The social media challenge in Singapore

Excerpted from Marwaan Macan-Marker, who cites analysis saying new technologies aided the opposition in the last election:

“Weeks after a watershed general election in Singapore, the influential role played by social media to dramatically transform political debate in this affluent city- state continues to reverberate through cyberspace.

“Social Media in Singapore Politics: It’s Serious Business Folks!” was the headline of an analysis that appeared this week on theonlinecitizen, a popular website featuring commentary challenging the official narrative of the southeast Asian country’s ruling Peoples’ Action Party (PAP) and the mainstream media – all of which are pro-government mouthpieces.

Views that appeared on Facebook.com and Twitter.com plus critical commentary on the Internet “sparked a new way of thinking for Singapore, especially in the political arena,” read the article, one of many assessments following the May 7 poll. “The Internet became a platform for Singaporeans to not only vent their frustrations at the PAP, but also to share political opinion and connect with other like- minded individuals.”

It echoed views expressed in a blog by Catherine Lim, the country’s most renowned female novelist, who included the Internet and social media among the “confluences of forces” behind the “people’s anger [that] broke out in [the 2011 general election] and not earlier.”

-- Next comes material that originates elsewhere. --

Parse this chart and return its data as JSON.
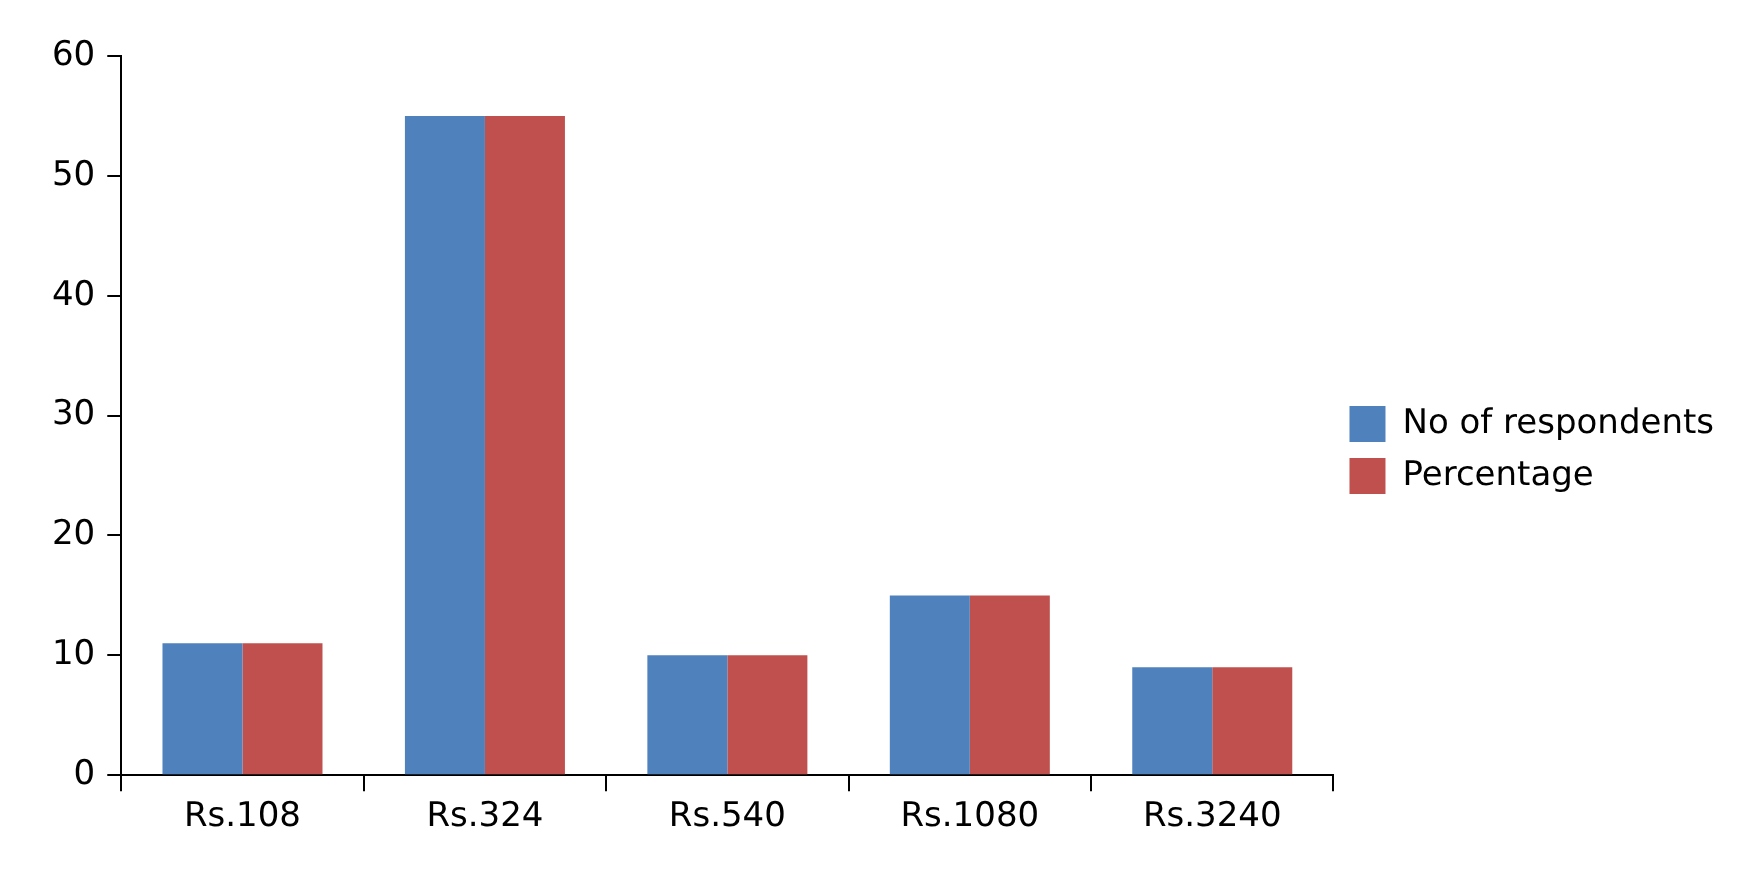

“The rise of a younger, more articulate electorate, the power of the Internet and the social media… allowed free discussion on usually censored topics,” wrote Lim of a country that has been under the authoritarian grip of the PAP since it gained self-rule from British colonisation in 1959.

The views on cyberspace challenging the one-party state were rare till now, note analysts, given the climate of fear that had plagued the country. The PAP, from the days of Singapore’s founding father Lee Kwan Yew, was notorious for suing and jailing its critics as it proceeded to transform a malaria-infested backwater port town into a glittering city with a developed country’s standard of living.

“This election was a landmark because it marks the country’s transition out of fear,” said James Gomez, executive director of Singaporeans for Democracy, a local think tank. “Young people, in particular, those who voted for the first time, have become politically socialised through the social media and are very much part of this transition.”